Olhos d’água (Fragmento)
Sendo a primeira de sete filhas, desde cedo, busquei dar conta
de minhas próprias dificuldades, cresci rápido, passando por
uma breve adolescência. Sempre ao lado de minha mãe
aprendi conhecê-la. Decifrava o seu silêncio nas horas de
dificuldades, como também sabia reconhecer em seus gestos,
prenúncios de possíveis alegrias. Naquele momento,
entretanto, me descobria cheia de culpa, por não recordar de
que cor seriam os seus olhos. Eu achava tudo muito estranho,
pois me lembrava nitidamente de vários detalhes do corpo
dela. Da unha encravada do dedo mindinho do pé esquerdo...

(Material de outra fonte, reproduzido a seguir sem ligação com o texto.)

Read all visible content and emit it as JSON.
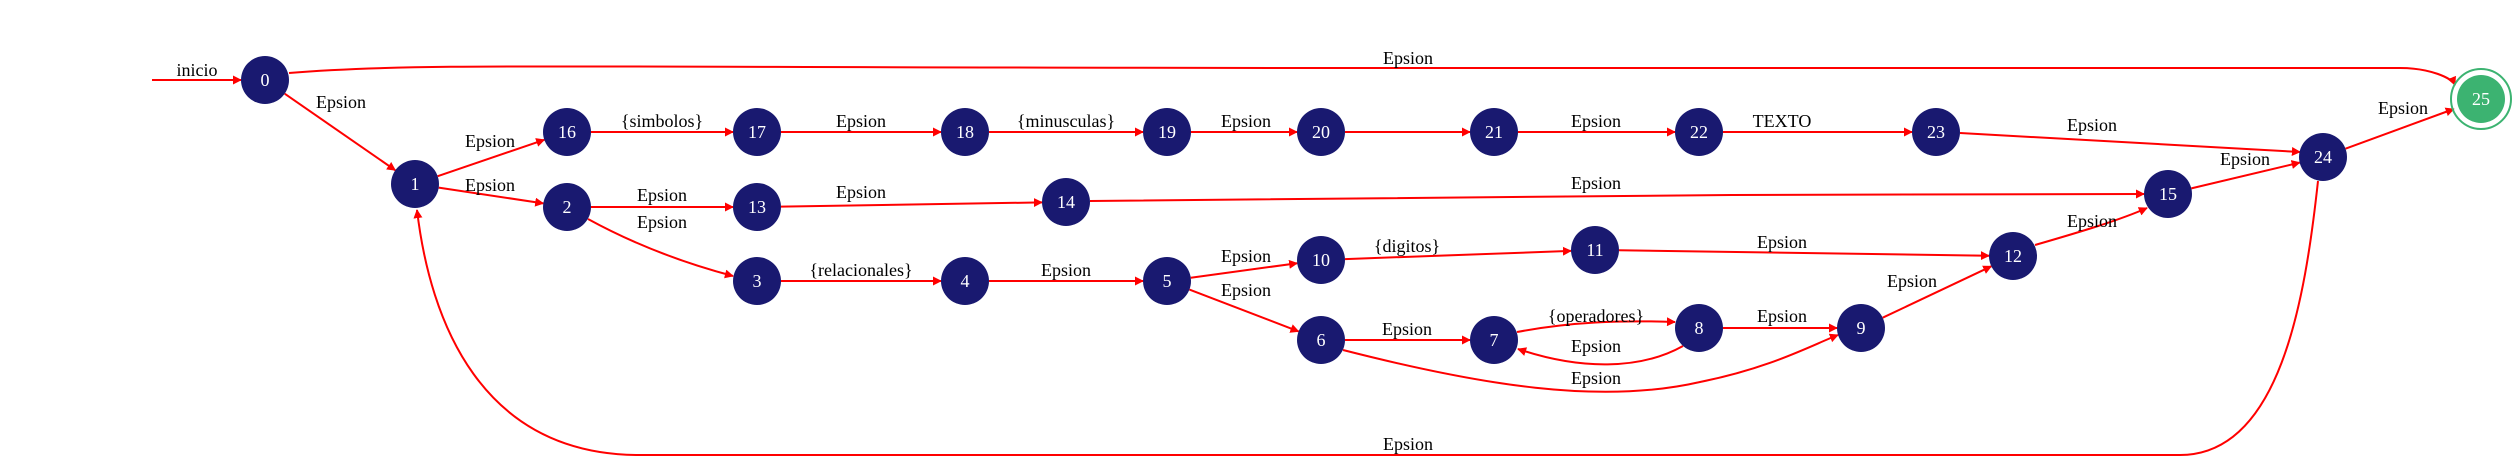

Da verruga que se perdia no meio da cabeleira crespa e bela...
Um dia, brincando de pentear boneca, alegria que a mãe nos
dava quando, deixando por uns momentos o lava-lava, o
passa-passa das roupagens alheias, se tornava uma grande
boneca negra para as filhas, descobrimos uma bolinha
escondida bem no couro cabeludo ela. Pensamos que fosse
carrapato. A mãe cochilava e uma de minhas irmãs aflita,
querendo livrar a boneca-mãe daquele padecer, puxou rápido o
bichinho. A mãe e nós rimos e rimos e rimos de nosso engano.
A mãe riu tanto das lágrimas escorrerem. Mas, de que cor
eram os olhos dela?
Eu me lembrava também de algumas histórias da infância de
minha mãe. Ela havia nascido em um lugar perdido no interior
de Minas. Ali, as crianças andavam nuas até bem grandinhas.
As meninas, assim que os seios começavam a brotar,
ganhavam roupas antes dos meninos. Às vezes, as histórias da
infância de minha mãe confundiam-se com as de minha
própria infância. Lembro-me de que muitas vezes, quando a
mãe cozinhava, da panela subia cheiro algum. Era como se
cozinhasse ali, apenas o nosso desesperado desejo de
alimento. As labaredas, sob a água solitária que fervia na
panela cheia de fome, pareciam debochar do vazio do nosso
estômago, ignorando nossas bocas infantis em que as línguas
brincavam a salivar sonho de comida. E era justamente nos
dias de parco ou nenhum alimento que ela mais brincava com
as filhas. Nessas ocasiões a brincadeira preferida era aquela
em que a mãe era a Senhora, a Rainha. Ela se assentava em
seu trono, um pequeno banquinho de madeira. Felizes
colhíamos flores cultivadas em um pequeno pedaço de terra
que circundava o nosso barraco. Aquelas flores eram depois
solenemente distribuídas por seus cabelos, braços e colo. E
diante dela fazíamos reverências à Senhora. Postávamos
deitadas no chão e batíamos cabeça para a Rainha. Nós,
princesas, em volta dela, cantávamos, dançávamos, sorríamos.
A mãe só ria, de uma maneira triste e com um sorriso
molhado... Mas de que cor eram os olhos de minha mãe? Eu
sabia, desde aquela época, que a mãe inventava esse e outros
jogos para distrair a nossa fome. E a nossa fome se distraía.